Les criminels prétendent avoir utilisé le même opératoire que lors de l’attaque à l’encontre du site des impôts. Le duo indique avoir subtilisé les accès à un service de VPN, ce qui lui a ouvert les portes des systèmes informatiques du ministère. Pour le moment, les données n’ont pas encore été authentifiées par des chercheurs en sécurité. Par ailleurs, le ministère de l’Éducation nationale n’a pas réagi publiquement pour confirmer la cyberattaque. À ce stade, il est toujours possible que les pirates cherchent à profiter du scandale autour du piratage du fisc pour continuer à se mettre en avant.
Des pirates qui multiplient les revendications
Depuis quelques jours, les cybercriminels multiplient les revendications, vraisemblablement afin de surfer sur le tollé provoqué par le piratage de la DGFiP. Les pirates prétendent aussi avoir volé les données contenues sur le Serveur Professionnel de Données Cadastrales (SPDC) de la DGFiP après avoir contourné l’authentification multifactorielle. L’un des pirates de ZeroBytes raconte lui-même avoir volontairement interrompu son extraction parce que le téléchargement lui semblait « trop lent », après avoir récupéré une partie seulement de ce qu’il visait. Bercy confirme bien que « des données cadastrales relatives aux adresses et aux surfaces de biens immobiliers ont également été consultées » lors du hack des impôts, mais précise que le nombre de victimes est bien inférieur à ce qu’avancent les pirates. La DGFiP parle de « 200 000 comptes présents dans ses fichiers cadastraux
», contre 20 millions si l’on en croit les pirates.

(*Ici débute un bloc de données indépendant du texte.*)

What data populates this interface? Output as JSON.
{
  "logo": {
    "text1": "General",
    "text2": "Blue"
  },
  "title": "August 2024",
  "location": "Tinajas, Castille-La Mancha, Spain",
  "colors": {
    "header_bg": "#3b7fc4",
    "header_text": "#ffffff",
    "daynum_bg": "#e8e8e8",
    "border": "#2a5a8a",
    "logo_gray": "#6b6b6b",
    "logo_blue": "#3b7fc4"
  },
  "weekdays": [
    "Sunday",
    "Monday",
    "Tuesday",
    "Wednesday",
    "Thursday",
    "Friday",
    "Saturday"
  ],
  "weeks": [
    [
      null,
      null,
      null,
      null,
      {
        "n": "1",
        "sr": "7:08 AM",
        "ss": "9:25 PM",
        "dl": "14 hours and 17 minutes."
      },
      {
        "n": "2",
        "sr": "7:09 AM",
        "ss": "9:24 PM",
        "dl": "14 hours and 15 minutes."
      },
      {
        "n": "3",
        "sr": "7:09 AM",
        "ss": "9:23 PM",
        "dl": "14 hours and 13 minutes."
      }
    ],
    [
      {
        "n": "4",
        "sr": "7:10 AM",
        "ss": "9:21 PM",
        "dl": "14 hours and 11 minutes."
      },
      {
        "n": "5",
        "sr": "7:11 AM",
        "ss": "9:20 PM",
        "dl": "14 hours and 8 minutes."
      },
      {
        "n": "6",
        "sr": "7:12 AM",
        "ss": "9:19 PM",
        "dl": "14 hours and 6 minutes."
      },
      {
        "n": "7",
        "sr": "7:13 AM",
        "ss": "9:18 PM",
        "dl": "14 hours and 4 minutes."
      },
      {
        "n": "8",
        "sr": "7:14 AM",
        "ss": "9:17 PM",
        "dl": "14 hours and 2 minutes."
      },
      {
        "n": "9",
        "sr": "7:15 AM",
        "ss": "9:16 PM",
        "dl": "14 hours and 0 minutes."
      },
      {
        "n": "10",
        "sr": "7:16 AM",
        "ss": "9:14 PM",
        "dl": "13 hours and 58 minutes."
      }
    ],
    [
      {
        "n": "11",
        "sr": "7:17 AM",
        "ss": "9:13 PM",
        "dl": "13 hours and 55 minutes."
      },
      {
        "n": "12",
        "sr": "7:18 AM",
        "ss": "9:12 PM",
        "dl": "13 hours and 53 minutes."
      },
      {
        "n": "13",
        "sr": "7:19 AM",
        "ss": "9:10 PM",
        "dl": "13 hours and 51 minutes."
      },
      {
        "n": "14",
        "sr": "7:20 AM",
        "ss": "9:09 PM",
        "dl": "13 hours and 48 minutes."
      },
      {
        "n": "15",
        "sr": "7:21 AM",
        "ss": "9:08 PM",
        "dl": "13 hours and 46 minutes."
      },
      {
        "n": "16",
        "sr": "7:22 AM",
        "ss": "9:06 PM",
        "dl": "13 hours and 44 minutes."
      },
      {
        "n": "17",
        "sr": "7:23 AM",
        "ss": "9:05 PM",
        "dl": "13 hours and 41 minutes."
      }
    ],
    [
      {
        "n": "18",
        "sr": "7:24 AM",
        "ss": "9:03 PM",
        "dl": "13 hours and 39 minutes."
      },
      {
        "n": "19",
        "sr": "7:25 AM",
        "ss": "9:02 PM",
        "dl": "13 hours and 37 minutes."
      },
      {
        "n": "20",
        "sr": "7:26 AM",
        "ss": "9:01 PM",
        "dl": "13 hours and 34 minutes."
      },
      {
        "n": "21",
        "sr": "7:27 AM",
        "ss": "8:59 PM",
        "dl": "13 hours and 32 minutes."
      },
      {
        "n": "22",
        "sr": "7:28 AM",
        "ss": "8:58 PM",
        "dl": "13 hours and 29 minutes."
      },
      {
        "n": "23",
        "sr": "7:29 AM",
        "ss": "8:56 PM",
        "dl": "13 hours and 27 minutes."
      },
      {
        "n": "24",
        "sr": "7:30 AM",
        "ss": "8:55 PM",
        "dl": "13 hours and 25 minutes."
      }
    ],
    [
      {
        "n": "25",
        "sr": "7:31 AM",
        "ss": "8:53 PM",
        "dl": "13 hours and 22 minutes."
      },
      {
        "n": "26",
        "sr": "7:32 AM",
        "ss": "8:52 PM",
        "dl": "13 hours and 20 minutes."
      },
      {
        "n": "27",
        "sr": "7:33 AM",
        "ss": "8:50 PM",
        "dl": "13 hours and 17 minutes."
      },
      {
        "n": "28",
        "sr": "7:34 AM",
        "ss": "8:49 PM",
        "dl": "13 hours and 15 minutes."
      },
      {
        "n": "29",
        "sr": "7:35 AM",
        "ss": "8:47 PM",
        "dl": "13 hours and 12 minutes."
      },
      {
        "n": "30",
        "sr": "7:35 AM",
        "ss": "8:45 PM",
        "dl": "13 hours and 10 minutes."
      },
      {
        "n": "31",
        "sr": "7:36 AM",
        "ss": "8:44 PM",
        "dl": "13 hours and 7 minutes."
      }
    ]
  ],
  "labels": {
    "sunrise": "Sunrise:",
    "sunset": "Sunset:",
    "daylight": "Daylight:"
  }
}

Interrogé par l’AFP, le duo criminel ne se cache pas d’avoir déjà vendu les données fiscales des Français à « deux personnes » pour une somme comportant plusieurs « milliers d’euros ». Pour rappel, le gang prétend aussi être à l’origine du piratage d’Intermarché, survenu au cours de l’été, et du hack de la Fédération française de handball. Suite à l’attaque contre le site des impôts, le parquet de Paris a ouvert une enquête pour « participation à une association de malfaiteurs en vue de la préparation d’un délit puni d’au moins cinq ans d’emprisonnement ». Les enquêteurs font actuellement tout leur possible pour remonter jusqu’aux pirates et découvrir leur identité.